In August of last year, the city partnered with Waste Management to launch its Food Scraps Recycling Program, which diverts food scraps from going to landfill.
The program has been in the making for several years after the state passed more aggressive mandates requiring businesses to divert organics from landfills. Oceanside’s program helps the city meet those requirements as well as its own zero waste goals, which set a goal of reaching a 75-90% waste diversion rate by 2020.
“We’re currently at 67%,” said Colleen Foster, the city’s environmental officer in the Water Utilities Department.
With the new food scraps program, Foster anticipates seeing that rate rise 8-10% in the next year.
Instead of throwing away food scraps — everything from meat, bones, dairy, fruits, vegetables and even food-soiled paper containers and towels — with the rest of the trash, those scraps go into a separate bin to be collected through the program.
When food scraps and other organics sit in a landfill, they generate methane gas, which is one of the most potent greenhouse gasses. By diverting organics and food scraps from the landfill, the methane gas production from those landfills is reduced.
Since the beginning of Oceanside’s program, more than 2,600 cubic yards of organics have been diverted from the landfill, which according to the Water Utilities Department is the equivalent of taking 940 cars off the road every month.
After food scraps are collected from businesses, they are taken to a wastewater facility in Los Angeles where they are processed and turned into renewable energy that fuels the facility. Since the program started, more than 1,500 cubic yards of food scraps have been processed into renewable energy.
So far, more than 1,000 Oceanside businesses have received food scraps recycling services from the program, which is more than San Diego has reached according to Foster.
More than 73% of those businesses saw overall cost savings by reducing how much trash they produce.
“We financially incentivize recycling and food scraps recycling by setting lower rates,” Foster said. “The food scraps rate is 75% and the recycling rate is 50% of the trash rate.”
The city even waited to roll out the program, which was originally planned for March, due to COVID-19 and the financial pressure it put on businesses.
“Fortunately before COVID we had set rates in such a way that this program was a benefit to many businesses,” Foster said. “When we decided to finally roll it out, we were able to help businesses save money.”
The program also helps the city prepare for the state’s next mandate going into effect at the beginning of 2022 when residents will also be required to divert food scraps. The city is currently looking to contract other collection service agencies that can help the city meet this new mandate.

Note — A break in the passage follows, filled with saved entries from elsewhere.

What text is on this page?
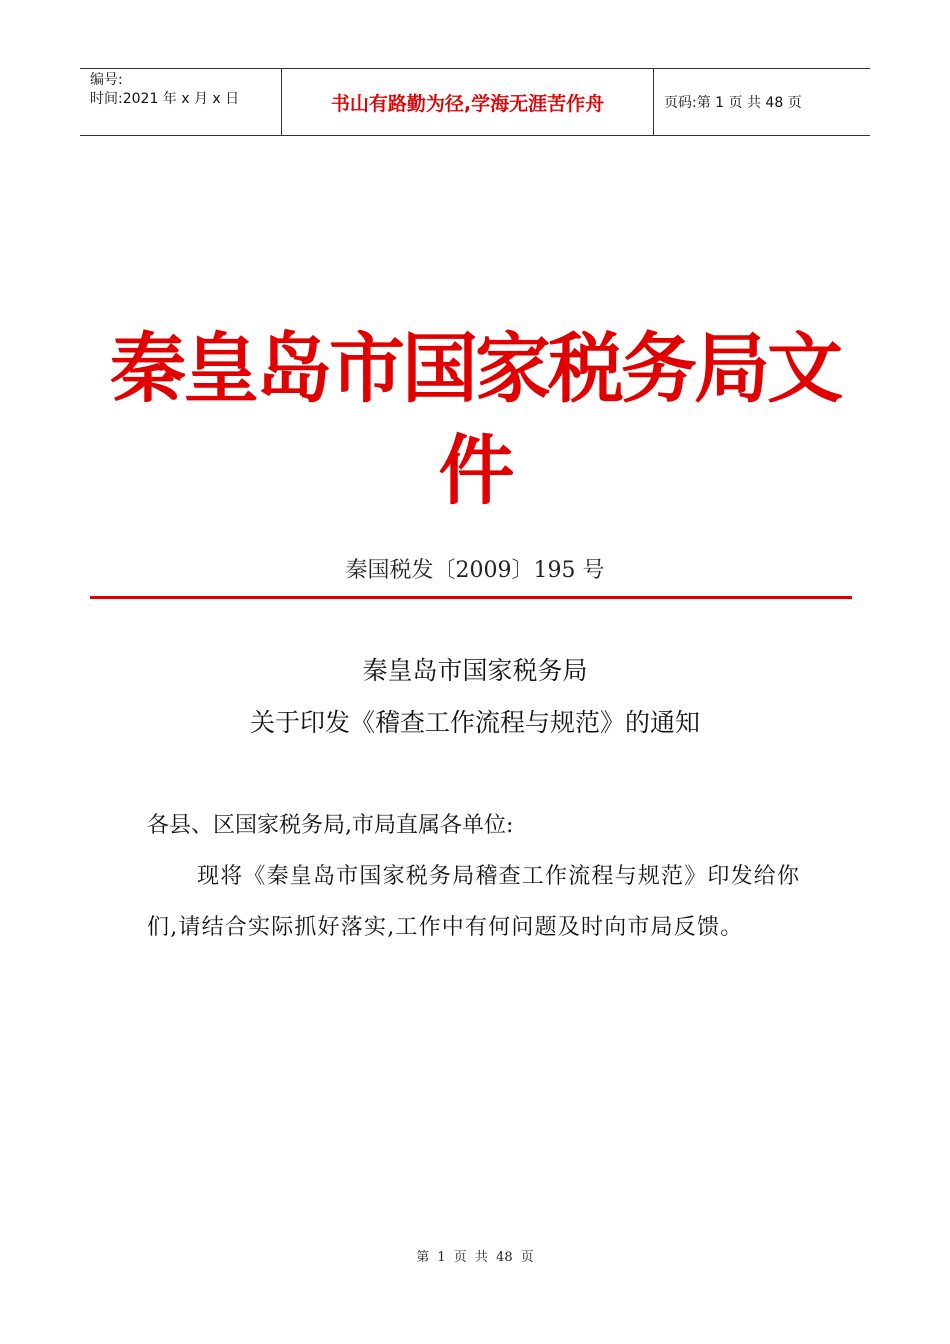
编号:
时间:2021 年 x 月 x 日	书山有路勤为径,学海无涯苦作舟	页码:第 1 页 共 48 页
秦皇岛市国家税务局文件
秦国税发〔2009〕195 号
秦皇岛市国家税务局
关于印发《稽查工作流程与规范》的通知

各县、区国家税务局,市局直属各单位:

现将《秦皇岛市国家税务局稽查工作流程与规范》印发给你们,请结合实际抓好落实,工作中有何问题及时向市局反馈。

第 1 页 共 48 页
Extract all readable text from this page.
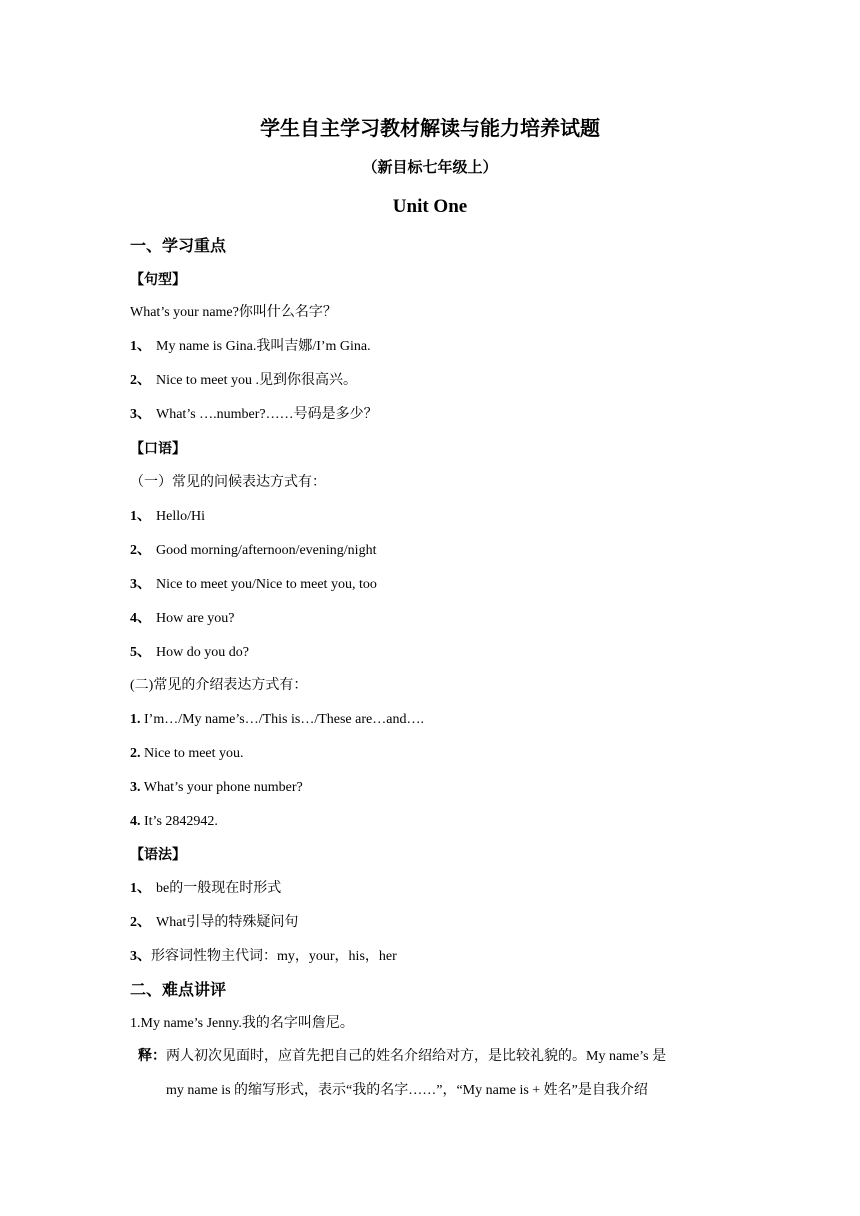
学生自主学习教材解读与能力培养试题
（新目标七年级上）
Unit One
一、学习重点
【句型】
What’s your name?你叫什么名字？
1、 My name is Gina.我叫吉娜/I’m Gina.
2、 Nice to meet you .见到你很高兴。
3、 What’s ….number?……号码是多少？
【口语】
（一）常见的问候表达方式有：
1、 Hello/Hi
2、 Good morning/afternoon/evening/night
3、 Nice to meet you/Nice to meet you, too
4、 How are you?
5、 How do you do?
(二)常见的介绍表达方式有：
1. I’m…/My name’s…/This is…/These are…and….
2. Nice to meet you.
3. What’s your phone number?
4. It’s 2842942.
【语法】
1、 be的一般现在时形式
2、 What引导的特殊疑问句
3、形容词性物主代词：my，your，his，her
二、难点讲评
1.My name’s Jenny.我的名字叫詹尼。
释：两人初次见面时，应首先把自己的姓名介绍给对方，是比较礼貌的。My name’s 是
my name is 的缩写形式，表示“我的名字……”，“My name is + 姓名”是自我介绍
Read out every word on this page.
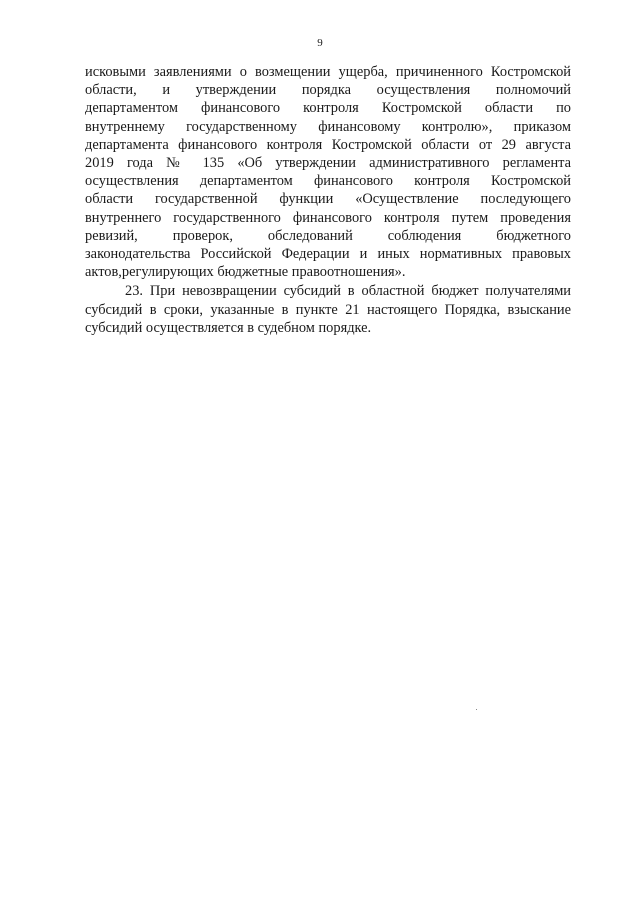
9
исковыми заявлениями о возмещении ущерба, причиненного Костромской
области, и утверждении порядка осуществления полномочий
департаментом финансового контроля Костромской области по
внутреннему государственному финансовому контролю», приказом
департамента финансового контроля Костромской области от 29 августа
2019 года № 135 «Об утверждении административного регламента
осуществления департаментом финансового контроля Костромской
области государственной функции «Осуществление последующего
внутреннего государственного финансового контроля путем проведения
ревизий, проверок, обследований соблюдения бюджетного
законодательства Российской Федерации и иных нормативных правовых
актов,регулирующих бюджетные правоотношения».
23. При невозвращении субсидий в областной бюджет получателями
субсидий в сроки, указанные в пункте 21 настоящего Порядка, взыскание
субсидий осуществляется в судебном порядке.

To help refresh businesses about what items go into each recycling bin, as well as ways to avoid contamination and find other cost savings, the city is inviting businesses to watch its first webinar called “Back to the Basics: Food Scraps Recycling 101.” The first of what Fosters to be several virtual webinars will be held on Jan. 25 from 12 to 12:30 p.m. via http://www.tinyurl.com/Jan2021FoodScrapsWebinar.
To further help businesses succeed in recycling food scraps, the city has even visited sites to perform walkthroughs and analyses of how businesses are recycling and offer advice on what they could improve. Such training can also be provided virtually as well.